For that reason alone, many expect China and the US to find a solution that would result in fairer but still-free trade (similar to the hoped-for outcome in the negotiations to modernize the North American Free Trade Agreement between Canada, Mexico and the U.S.). This hope is enhanced by another argument that hasn’t received sufficient attention: By acceding to mounting external demands on intellectual property and excessive trade barriers, China would be accelerating three longer-term transitions that it has willingly embarked on or knows that it will be necessary to undertake.
For years, as it navigates what economists call the “middle-income transition” -- one of the hardest phases in economic development -- China has been gradually redirecting its growth engines away from exports and toward internal demand.
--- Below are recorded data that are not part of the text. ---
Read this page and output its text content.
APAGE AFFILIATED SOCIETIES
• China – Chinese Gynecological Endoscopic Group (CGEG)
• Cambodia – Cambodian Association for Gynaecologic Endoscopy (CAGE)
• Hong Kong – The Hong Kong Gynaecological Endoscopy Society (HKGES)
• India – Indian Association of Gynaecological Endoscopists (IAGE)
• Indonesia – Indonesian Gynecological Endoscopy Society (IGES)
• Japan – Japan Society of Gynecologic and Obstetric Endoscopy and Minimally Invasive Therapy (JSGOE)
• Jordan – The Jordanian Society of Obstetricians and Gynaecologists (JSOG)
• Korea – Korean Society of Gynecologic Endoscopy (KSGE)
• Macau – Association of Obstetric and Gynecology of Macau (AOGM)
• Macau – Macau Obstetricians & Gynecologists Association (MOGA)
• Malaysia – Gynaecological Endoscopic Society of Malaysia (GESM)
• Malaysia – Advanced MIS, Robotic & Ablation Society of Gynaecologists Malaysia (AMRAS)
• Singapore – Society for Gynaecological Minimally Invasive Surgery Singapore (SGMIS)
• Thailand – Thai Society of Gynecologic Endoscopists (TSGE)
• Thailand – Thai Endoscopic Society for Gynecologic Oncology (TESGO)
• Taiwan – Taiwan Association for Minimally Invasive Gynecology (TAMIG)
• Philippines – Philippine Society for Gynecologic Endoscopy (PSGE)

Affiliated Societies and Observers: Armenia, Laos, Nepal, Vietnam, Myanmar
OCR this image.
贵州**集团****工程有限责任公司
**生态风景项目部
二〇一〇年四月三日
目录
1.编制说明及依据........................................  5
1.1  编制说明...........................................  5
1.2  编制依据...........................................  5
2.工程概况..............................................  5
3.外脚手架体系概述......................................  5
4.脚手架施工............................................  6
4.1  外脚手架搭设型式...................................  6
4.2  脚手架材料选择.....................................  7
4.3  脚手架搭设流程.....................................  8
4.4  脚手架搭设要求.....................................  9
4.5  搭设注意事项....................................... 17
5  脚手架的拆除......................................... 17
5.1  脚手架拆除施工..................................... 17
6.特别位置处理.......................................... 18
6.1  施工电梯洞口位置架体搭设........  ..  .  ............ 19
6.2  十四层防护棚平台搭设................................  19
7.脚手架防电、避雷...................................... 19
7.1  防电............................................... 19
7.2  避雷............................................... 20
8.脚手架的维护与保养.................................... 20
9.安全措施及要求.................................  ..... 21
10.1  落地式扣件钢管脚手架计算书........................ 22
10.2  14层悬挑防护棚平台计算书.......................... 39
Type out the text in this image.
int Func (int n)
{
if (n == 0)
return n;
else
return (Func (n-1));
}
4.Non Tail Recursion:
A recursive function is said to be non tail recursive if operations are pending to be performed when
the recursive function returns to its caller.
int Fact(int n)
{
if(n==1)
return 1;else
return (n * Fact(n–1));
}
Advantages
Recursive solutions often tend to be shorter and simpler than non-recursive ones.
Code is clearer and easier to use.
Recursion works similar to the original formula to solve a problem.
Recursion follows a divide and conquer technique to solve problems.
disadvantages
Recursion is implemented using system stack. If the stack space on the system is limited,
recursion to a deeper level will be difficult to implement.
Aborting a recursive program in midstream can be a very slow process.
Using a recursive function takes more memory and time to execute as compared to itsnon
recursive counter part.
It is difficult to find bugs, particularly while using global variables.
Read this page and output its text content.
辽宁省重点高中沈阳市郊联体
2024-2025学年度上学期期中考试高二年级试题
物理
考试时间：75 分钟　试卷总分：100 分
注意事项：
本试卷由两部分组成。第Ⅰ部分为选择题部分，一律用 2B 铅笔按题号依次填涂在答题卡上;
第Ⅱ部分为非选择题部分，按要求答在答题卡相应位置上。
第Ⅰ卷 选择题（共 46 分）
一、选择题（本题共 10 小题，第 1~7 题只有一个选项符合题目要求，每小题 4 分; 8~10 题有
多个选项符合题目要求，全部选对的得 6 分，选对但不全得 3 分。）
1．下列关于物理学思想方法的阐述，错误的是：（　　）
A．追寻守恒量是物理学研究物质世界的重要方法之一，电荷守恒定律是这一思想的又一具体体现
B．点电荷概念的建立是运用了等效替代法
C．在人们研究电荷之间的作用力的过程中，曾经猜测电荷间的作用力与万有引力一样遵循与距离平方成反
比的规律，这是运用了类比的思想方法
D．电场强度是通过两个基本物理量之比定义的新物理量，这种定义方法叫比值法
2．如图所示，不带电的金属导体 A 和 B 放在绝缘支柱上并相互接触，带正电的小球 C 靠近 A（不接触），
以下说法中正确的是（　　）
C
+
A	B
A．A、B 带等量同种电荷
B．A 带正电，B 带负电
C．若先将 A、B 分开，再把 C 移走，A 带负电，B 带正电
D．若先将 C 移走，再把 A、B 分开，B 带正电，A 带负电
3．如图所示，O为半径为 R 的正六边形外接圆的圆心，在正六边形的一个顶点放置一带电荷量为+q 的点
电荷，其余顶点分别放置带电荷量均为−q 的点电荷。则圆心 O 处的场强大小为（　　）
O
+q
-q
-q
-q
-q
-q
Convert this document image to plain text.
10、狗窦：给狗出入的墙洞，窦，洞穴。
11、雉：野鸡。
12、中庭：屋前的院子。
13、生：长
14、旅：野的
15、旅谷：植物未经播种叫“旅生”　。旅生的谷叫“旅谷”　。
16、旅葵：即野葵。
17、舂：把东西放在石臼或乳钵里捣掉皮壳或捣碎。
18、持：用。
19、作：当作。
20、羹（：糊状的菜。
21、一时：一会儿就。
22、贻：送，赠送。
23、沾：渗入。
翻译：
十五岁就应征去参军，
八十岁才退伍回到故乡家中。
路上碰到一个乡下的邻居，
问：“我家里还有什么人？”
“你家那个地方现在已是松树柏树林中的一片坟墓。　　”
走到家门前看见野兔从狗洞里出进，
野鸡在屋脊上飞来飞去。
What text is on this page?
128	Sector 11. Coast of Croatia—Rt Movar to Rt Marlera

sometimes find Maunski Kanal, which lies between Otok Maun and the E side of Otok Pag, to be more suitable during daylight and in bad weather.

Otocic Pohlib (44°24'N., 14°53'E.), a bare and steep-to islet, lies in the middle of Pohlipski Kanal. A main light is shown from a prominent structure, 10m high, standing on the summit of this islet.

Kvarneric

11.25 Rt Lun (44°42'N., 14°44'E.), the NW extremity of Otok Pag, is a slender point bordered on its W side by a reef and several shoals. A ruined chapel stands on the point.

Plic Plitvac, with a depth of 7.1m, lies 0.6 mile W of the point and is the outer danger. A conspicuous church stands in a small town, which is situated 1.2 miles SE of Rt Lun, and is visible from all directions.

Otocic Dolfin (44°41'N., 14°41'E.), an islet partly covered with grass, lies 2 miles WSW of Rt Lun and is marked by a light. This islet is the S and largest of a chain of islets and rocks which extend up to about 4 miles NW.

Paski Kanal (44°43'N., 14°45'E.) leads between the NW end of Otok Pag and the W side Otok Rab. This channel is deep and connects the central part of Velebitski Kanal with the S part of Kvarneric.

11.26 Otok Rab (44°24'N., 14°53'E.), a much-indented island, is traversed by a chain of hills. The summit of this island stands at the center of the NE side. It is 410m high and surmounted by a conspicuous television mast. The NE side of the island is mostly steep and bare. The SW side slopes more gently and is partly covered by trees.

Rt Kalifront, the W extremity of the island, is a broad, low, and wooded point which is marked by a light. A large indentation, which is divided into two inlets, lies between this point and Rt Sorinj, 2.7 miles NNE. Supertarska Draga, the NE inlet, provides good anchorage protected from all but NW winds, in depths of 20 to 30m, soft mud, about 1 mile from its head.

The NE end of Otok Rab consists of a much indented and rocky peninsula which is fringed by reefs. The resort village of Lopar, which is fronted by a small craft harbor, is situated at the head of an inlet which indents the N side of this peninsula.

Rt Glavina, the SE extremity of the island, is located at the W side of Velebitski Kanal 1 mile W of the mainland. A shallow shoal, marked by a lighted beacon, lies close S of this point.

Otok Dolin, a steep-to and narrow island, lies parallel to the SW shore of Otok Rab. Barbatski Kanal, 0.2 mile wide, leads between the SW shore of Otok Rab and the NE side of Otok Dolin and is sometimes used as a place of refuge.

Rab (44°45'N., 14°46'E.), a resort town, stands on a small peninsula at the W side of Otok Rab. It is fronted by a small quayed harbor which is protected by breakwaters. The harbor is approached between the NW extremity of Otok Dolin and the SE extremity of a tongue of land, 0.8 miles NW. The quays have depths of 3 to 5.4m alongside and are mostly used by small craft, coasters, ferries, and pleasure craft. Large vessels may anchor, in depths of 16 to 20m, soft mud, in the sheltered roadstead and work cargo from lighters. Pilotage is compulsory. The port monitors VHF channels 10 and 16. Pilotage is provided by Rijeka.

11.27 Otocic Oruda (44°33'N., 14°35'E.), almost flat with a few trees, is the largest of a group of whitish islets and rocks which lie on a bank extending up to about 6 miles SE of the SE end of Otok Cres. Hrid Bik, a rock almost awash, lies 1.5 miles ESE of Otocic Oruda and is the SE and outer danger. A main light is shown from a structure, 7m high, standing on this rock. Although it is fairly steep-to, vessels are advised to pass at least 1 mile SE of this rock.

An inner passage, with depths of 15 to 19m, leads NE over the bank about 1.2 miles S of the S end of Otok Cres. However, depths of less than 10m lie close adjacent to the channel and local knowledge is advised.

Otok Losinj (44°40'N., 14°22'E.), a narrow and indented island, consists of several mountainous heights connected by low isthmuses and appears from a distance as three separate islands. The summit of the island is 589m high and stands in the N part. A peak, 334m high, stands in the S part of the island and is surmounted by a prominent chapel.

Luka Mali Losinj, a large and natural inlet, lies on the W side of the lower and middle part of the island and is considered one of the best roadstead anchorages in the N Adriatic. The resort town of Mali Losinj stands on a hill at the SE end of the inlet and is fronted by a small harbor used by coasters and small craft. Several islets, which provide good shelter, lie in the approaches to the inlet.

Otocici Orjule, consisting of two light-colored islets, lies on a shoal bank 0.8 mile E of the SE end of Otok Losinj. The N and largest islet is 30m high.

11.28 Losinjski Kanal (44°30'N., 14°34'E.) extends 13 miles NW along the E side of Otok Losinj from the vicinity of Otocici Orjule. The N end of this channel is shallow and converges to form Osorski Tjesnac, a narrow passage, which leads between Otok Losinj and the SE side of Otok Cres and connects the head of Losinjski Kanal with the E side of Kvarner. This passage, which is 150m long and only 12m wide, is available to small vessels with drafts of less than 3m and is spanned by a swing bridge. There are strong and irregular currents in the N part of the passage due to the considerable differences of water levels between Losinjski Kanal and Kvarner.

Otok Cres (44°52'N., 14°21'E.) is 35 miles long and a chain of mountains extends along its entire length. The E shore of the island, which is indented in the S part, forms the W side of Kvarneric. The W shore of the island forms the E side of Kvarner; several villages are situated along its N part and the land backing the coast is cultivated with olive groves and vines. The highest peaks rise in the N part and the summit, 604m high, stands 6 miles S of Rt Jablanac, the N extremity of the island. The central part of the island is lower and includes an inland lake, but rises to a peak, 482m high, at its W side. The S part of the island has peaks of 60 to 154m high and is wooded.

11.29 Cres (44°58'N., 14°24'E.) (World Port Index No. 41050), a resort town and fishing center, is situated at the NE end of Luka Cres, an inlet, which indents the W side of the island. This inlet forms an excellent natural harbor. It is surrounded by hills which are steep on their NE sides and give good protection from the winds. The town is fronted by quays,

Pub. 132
Along the way, it has been moving from inefficient investments by state-owned enterprises toward private consumption. Further trade liberalization would assist this process.
Reducing trade barriers and adhering to widely accepted intellectual property norms would also be consistent with a second important developmental transition for China: The gradual increase in its willingness to assume greater global responsibilities, consistent with its overall size in the world economy. The hesitation to step up had to do with its sheer size of the country, which attained global systemic importance, economically and financially, at a relatively low level of per-capita income and before joining the ranks of advanced countries.
Finally, China has benefited over several decades from its ability to remain highly focused on long-term goals and successfully run out the clock on various short-term issues that have arisen in domestic and international economic interactions. Yet, with overall durable success both at home and abroad, China is increasingly being pressed to deal with what it would typically regard (and dismiss) as tactical issues rather than simply waiting them out. The spike in trade tensions with the U.S. is one example.
Rather than avoid negotiation, it is in China’s short- and longer-term interest to sit down for talks with the U.S., preferably behind closed doors. And it should expect to do the same with Europe, which would highlight the advantages of supplementing bilateral discussions with more effective multilateralism.
A successful, orderly outcome would benefit a global system that is now under considerable stress, if not at risk of gradually fragmenting, due in part to a neglect of marginalized and alienated segments of the population, as well as insufficient reciprocity. It would also help China’s tricky middle-income transition, as well as provide the country with an important platform to pursue its legitimate demands for more equal representation and voice in multilateral institutions -- an enhanced status that Europe, in particular, has been slow in granting.